I was fully prepared to hate Django Unchained. Or at the very least, be mildly offended, as I have been by Tarantino’s previous films for one reason or another. It is in part, I am sure, because of a brief conversation I had with him many years ago, shortly after Jackie Brown came out. I was working as a producer for the Charlie Rose show at the time, and he was a guest. I was charged with seeing him out when the interview was over, and as we rode down in the elevator to the lobby and his waiting car, I couldn’t resist asking him about what appeared to me as his borderline obsession with black culture. He was both earnest and glib in his response—in the way that a video clerk film geek, who makes it big as an auteur filmmaker can now do and say whatever the hell he pleases. I don’t remember exactly what he said, but it definitely had the word “awesome” in it, something to the effect of: “Well, yeah! Black people are awesome!”

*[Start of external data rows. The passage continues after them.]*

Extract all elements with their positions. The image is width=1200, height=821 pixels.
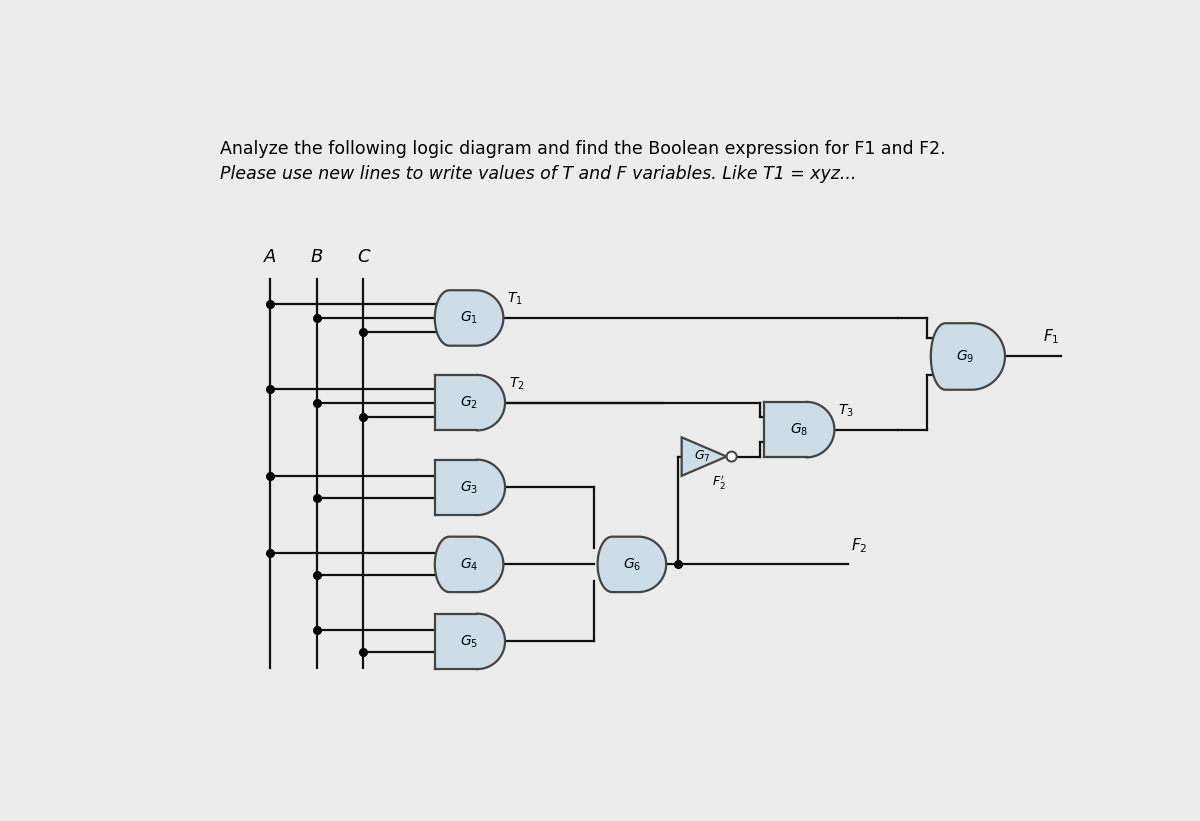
Text: $G_2$: $G_2$ (461, 394, 479, 410)
Text: $G_1$: $G_1$ (461, 310, 479, 326)
Bar (434, 460, 478, 515)
Wedge shape (478, 375, 505, 430)
Polygon shape (931, 323, 1004, 390)
Text: B: B (311, 248, 323, 266)
Text: $T_3$: $T_3$ (839, 402, 854, 419)
Polygon shape (434, 291, 503, 346)
Bar (434, 613, 478, 669)
Text: $G_6$: $G_6$ (623, 556, 641, 572)
Circle shape (726, 452, 737, 461)
Text: Analyze the following logic diagram and find the Boolean expression for F1 and F: Analyze the following logic diagram and … (220, 140, 946, 158)
Bar (764, 402, 806, 457)
Text: $G_5$: $G_5$ (461, 633, 479, 649)
Wedge shape (806, 402, 834, 457)
Text: $G_9$: $G_9$ (956, 348, 974, 365)
Text: $T_1$: $T_1$ (508, 291, 523, 307)
Text: $G_3$: $G_3$ (461, 479, 479, 496)
Text: $F_2'$: $F_2'$ (712, 474, 726, 491)
Text: $G_8$: $G_8$ (790, 421, 808, 438)
Text: $G_4$: $G_4$ (460, 556, 479, 572)
Text: Please use new lines to write values of T and F variables. Like T1 = xyz...: Please use new lines to write values of … (220, 165, 856, 183)
Text: $T_2$: $T_2$ (509, 375, 524, 392)
Text: $F_1$: $F_1$ (1043, 327, 1060, 346)
Polygon shape (682, 438, 727, 476)
Text: $F_2$: $F_2$ (851, 536, 868, 555)
Polygon shape (598, 537, 666, 592)
Wedge shape (478, 613, 505, 669)
Text: $G_7$: $G_7$ (695, 449, 710, 464)
Polygon shape (434, 537, 503, 592)
Bar (434, 375, 478, 430)
Text: A: A (264, 248, 276, 266)
Wedge shape (478, 460, 505, 515)
Text: C: C (356, 248, 370, 266)
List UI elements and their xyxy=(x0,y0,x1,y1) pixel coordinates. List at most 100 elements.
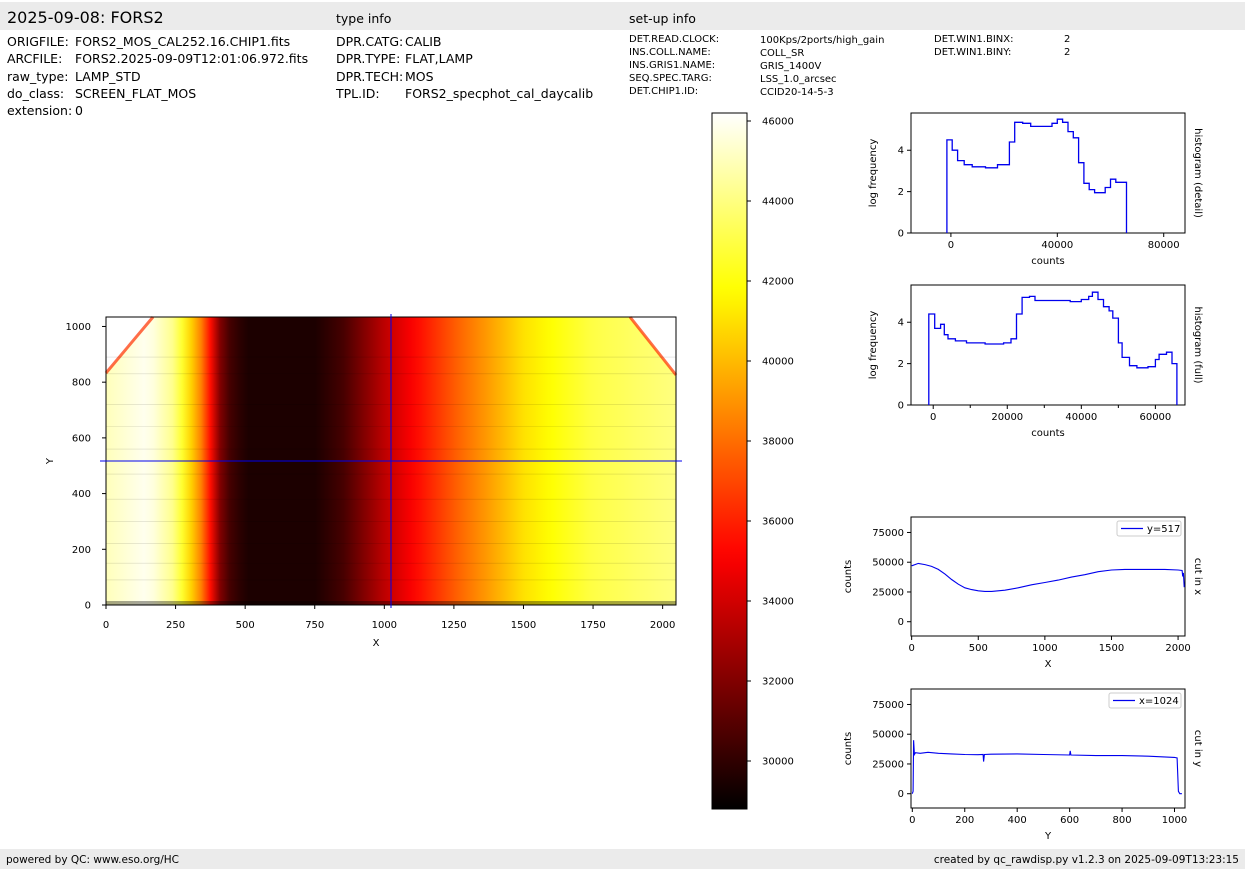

My fellow Django viewer responded in precisely the way Tarantino wants his audiences to respond to the black characters in his films, and that is by viewing black culture in the same way that he interprets and perceives it to be: exotic, violently entertaining, alluring, and almost entirely objectified.
There is, of course, much to be said and admired about Tarantino, as a filmmaker who effectively draws from a broad range of film genres to produce compelling, complex, and often very smart narratives. But I’m not a cinefile (though I tried my hand at screenwriting years ago, and was also the editor of a film magazine for some time). I see movies and write about them because I believe the good ones teach us about people, politics, relationships, and language. They also reflect who we are, and the worlds we live in.
Even as Django Unchained is ostensibly a slave narrative of sorts that takes place two years before the Civil War, with the main character a slave freed by a German dentist turned bounty hunter, Dr. King Schultz (played by an absolutely magnificent Christoph Waltz, who earned an Oscar for his role as Colonel Hans Landa in Inglourious Basterds), it is still a movie in 2012 that drops the N-word over 100 times in just under three hours.
Of course, you don’t expect slaves or slaveholders to use the term "African American," but neither do you expect them to sound like Jay-Z when they use the N-word. The slaves and slaveholders in Django are different. They’re not just vile, they’re also gangsta. It’s not that films addressing slavery should not be made. But Tarantino did not make a film addressing slavery. He converted a slave narrative to his own personalized style of blaxploitation filmmaking, in which black folks talking smack and shooting at each other is awesome.
Be an irreverent, big-thinking, bold-ass filmmaker, but don't hide behind the "context" of slavery to grant yourself permission to over utilize a word we really just don't need to hear anymore, at all.